An opposition coalition has been leading the charge against Yanukovych and his allies.
On CNN iReport, protesters and onlookers have shared more than 100 photos and videos of clashes between demonstrators and police. The nighttime images are especially striking — figures are silhouetted against large bonfires set alight in the streets.

When did the demonstrations start?
In November, thousands spilled onto the streets after Yanukovych did a U-turn over a trade pact with the European Union that had been years in the making — with Yanukovych favoring closer relations with Russia instead.

What’s the latest?
Long-simmering tensions exploded anew in Ukraine on Tuesday as clashes between police and anti-government protesters left more than 25 people dead and the capital’s central square on fire.
A shaky truce agreed to late Wednesday disintegrated by the next morning, as gunfire erupted again in the square. At least 100 people have died and 500 have been injured since Thursday morning, the head of the protesters’ medical service told CNN.
The Ukrainian government has not released an updated figure, but the Interior Ministry said earlier that one police officer was among the dead.
Foreign ministers from Germany, France and Poland met with Yanukovych on Thursday and are to meet with opposition leaders too. European foreign ministers convened an emergency meeting in Brussels, Belgium, where they are considering sanctions against Ukraine.

VENEZUELA
What are the protesters’ demands?

Demonstrators are demanding better security, an end to goods shortages and protected freedom of speech.
They blame Venezuela’s government, led by President Nicolas Maduro, for those problems. Maduro and other officials blame the opposition for the country’s security and economic problems.

Who’s protesting?
Many demonstrators across the country are students. Prominent opposition politicians have also led protests and joined marches.
Since February 13, more than 1,100 images have been uploaded to iReport, CNN’s user-generated platform. Many of the videos and photos are gruesome and depict violent scenes between demonstrators and police.

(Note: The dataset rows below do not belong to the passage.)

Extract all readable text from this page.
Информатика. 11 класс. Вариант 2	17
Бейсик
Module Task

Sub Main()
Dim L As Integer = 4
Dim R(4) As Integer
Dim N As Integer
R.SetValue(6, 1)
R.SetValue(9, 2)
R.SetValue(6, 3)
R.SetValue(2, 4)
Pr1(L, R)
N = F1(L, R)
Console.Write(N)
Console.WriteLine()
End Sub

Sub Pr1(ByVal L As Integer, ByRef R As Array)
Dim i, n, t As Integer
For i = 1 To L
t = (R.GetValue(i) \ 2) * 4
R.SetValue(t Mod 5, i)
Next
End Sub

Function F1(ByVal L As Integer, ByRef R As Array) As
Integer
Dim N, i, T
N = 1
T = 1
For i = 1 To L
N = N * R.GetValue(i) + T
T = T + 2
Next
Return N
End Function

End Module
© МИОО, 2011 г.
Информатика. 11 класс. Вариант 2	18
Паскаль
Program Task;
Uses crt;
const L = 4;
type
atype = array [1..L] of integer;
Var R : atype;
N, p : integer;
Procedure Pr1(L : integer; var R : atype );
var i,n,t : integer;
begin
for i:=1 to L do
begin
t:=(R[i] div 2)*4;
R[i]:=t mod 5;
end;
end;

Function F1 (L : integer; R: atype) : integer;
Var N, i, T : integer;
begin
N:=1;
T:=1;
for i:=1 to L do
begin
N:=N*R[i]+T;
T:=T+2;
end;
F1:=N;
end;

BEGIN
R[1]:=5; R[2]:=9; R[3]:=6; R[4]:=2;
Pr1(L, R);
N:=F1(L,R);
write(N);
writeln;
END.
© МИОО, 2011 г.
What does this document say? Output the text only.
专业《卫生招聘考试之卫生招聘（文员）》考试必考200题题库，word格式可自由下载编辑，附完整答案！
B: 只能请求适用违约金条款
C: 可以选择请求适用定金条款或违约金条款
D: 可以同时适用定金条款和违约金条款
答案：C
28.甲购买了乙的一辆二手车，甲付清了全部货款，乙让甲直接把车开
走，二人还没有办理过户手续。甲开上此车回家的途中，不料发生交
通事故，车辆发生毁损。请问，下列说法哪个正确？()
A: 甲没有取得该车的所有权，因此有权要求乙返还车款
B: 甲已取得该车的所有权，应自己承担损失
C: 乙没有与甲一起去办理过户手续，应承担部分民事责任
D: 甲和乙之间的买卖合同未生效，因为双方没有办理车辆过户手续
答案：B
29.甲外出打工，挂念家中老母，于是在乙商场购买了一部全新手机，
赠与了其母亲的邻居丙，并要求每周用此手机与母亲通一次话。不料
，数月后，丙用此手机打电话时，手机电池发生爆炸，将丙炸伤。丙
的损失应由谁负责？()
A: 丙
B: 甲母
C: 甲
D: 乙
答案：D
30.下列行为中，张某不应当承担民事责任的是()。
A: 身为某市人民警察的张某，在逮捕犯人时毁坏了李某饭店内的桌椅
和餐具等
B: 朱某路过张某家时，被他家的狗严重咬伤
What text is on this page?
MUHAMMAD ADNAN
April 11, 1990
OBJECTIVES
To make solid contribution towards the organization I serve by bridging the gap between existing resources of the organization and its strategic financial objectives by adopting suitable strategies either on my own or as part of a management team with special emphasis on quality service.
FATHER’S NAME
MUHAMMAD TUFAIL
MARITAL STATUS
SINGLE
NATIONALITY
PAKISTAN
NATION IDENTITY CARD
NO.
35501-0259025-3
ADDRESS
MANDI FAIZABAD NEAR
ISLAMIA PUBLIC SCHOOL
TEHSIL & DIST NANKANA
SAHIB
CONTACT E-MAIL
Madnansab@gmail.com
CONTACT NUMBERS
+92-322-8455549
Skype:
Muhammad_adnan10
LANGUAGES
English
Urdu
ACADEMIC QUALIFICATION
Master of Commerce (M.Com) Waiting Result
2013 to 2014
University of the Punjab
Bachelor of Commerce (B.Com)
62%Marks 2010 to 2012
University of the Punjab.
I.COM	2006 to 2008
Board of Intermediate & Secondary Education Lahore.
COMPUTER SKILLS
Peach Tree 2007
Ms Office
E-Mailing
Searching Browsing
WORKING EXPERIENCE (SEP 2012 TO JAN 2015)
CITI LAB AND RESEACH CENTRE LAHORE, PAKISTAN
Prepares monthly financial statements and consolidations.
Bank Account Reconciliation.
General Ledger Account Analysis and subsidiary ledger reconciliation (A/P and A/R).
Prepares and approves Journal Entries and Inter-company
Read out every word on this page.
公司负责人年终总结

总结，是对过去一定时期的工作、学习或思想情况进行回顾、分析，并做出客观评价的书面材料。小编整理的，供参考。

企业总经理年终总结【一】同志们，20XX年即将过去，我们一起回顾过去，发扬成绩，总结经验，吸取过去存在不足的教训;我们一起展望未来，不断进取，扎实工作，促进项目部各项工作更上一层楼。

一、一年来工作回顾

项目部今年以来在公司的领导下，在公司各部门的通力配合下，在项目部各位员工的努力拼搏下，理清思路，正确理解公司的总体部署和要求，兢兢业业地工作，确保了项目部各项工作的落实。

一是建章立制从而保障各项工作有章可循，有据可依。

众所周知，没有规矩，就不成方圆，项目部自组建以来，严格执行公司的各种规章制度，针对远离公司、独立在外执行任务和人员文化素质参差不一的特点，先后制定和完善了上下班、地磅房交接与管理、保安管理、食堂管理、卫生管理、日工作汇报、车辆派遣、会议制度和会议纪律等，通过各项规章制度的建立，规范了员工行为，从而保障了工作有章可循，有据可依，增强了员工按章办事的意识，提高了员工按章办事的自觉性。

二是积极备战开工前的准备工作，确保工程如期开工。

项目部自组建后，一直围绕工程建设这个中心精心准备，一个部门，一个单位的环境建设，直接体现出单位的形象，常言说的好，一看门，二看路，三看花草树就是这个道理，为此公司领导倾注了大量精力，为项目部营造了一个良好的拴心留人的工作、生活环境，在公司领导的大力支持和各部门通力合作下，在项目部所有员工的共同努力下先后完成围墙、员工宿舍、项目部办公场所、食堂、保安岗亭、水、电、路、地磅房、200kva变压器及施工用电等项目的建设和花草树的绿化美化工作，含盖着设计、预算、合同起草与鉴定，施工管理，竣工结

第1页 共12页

When did the demonstrations start?
Nationwide student protests started this month. On February 12, the demonstrations drew global attention after three people were killed.

What’s the latest?
As throngs of supporters chanted their support, opposition leader Leopoldo Lopez turned himself in to authorities Tuesday.
Lopez remained in a military prison Thursday as the government pressed terrorism and murder charges against him, his wife said. Lopez has denied the charges, which are connected with violence during the protests.
Maduro, meanwhile, has called members of the opposition fascists and compared them to an infection that needs to be cured. Officials have also accused the United States of plotting to destabilize the government.

THAILAND
What are the protesters’ demands?

Protesters in Bangkok have been calling for months for the ouster of Prime Minister Yingluck Shinawatra, who they allege is a puppet of her billionaire brother, the deposed, exiled former Prime Minister Thaksin Shinawatra.

Who’s protesting?
Opposition to Thaksin and Yingluck is strongest among the urban elites and middle class. That’s why the demonstrations have been concentrated in Bangkok. The protesters want to replace Yingluck’s government with an unelected “people’s council” to see through electoral and political changes.
Thailand residents and visitors have shared dozens of stories of unrest on CNN iReport over the past month. The latest approved photos show demonstrators sleeping in the streets in Bangkok as a form of peaceful protest.

When did the demonstrations start?
Protests began in November after Yingluck’s government tried to pass an amnesty bill that would have paved the way for her brother’s return to the political fray.

What’s the latest?
Deadly violence erupted in the heart of Bangkok on Tuesday as anti-government protesters clashed with police, and the country’s anti-corruption commission filed charges against the Prime Minister.